De fait, Pékin, longtemps silencieuse sur la crise afghane, a intensifié ses échanges diplomatiques avec Kaboul depuis 2012. Cela s’explique par le désir de protéger des biens économiques - telle une énorme mine de cuivre acquise en 2007 -, mais aussi par le problème ouïghour. Les Ouïghours, musulmans sunnites, vivent traditionnellement dans le Xinqiang, province de l’ouest chinois qui recèle un tiers des réserves de gaz, de charbon et de pétrole du pays. Un mouvement ethno-religieux de résistance s’y oppose à l’immigration massive de Hans (ethnie de la majorité de la population chinoise) dans la région et à l’oppression par Pékin. À mesure que la répression se radicalise, cette résistance prend une forme plus violente. Entre mai et septembre 2014, plusieurs centaines de personnes ont sans doute péri du fait d’une vague d’assassinats et d’attentats. Ces actions ont été attribuées à (ou revendiquées par) le Parti islamique du Turkestan, dont les liens avec les talibans et le Mouvement islamique d’Ouzbékistan (très implanté à la frontière afghano-pakistanaise) sont avérés.
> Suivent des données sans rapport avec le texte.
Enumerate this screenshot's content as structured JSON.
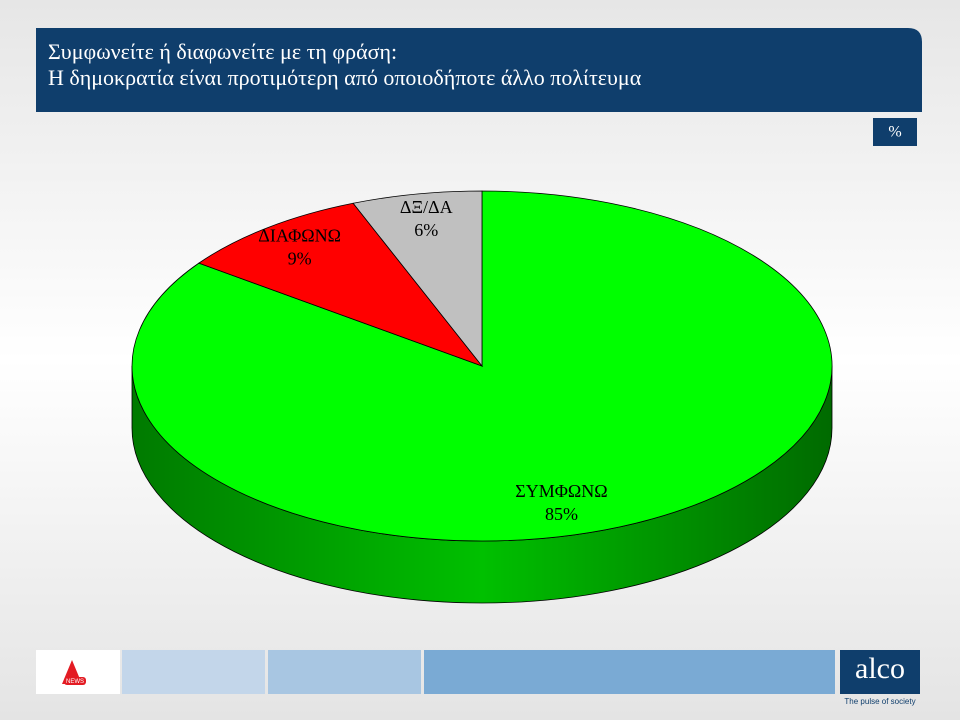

Il est peu probable que la Chine déploie des troupes en Afghanistan ou lui livre des armes. Elle va plutôt chercher à renforcer Kaboul en lui promettant une collaboration économique accrue s’il obtient des résultats probants sur le front de la sécurité. Mais les sanctuaires des islamistes se trouvent plutôt du côté pakistanais... Sur le papier, la Chine, vieil allié d’Islamabad, dispose à son endroit de puissants leviers, d’autant que l’aide des États-Unis, autre parrain du Pakistan, a déjà diminué des deux tiers depuis 2010. Les pressions chinoises expliquent sans doute en partie l’opération que l’armée pakistanaise a lancée en juin dernier contre des bases islamistes au Nord-Waziristan. Cependant, si comme cela semble se dessiner, les Pakistanais ne s’y attaquent qu’aux "étrangers" (Ouzbeks, Ouïghours et autres) et épargnent les islamistes pakistanais liés aux talibans afghans dans l’espoir de voir ces derniers reprendre le pouvoir à Kaboul - et évincer ainsi les Indiens d’Afghanistan -, l’intervention chinoise n’aura pas contribué à la stabilisation de ce pays. Ce serait un signe de plus que les Chinois peinent à s’intéresser aux désordres mondiaux se situant au-delà de leur périphérie.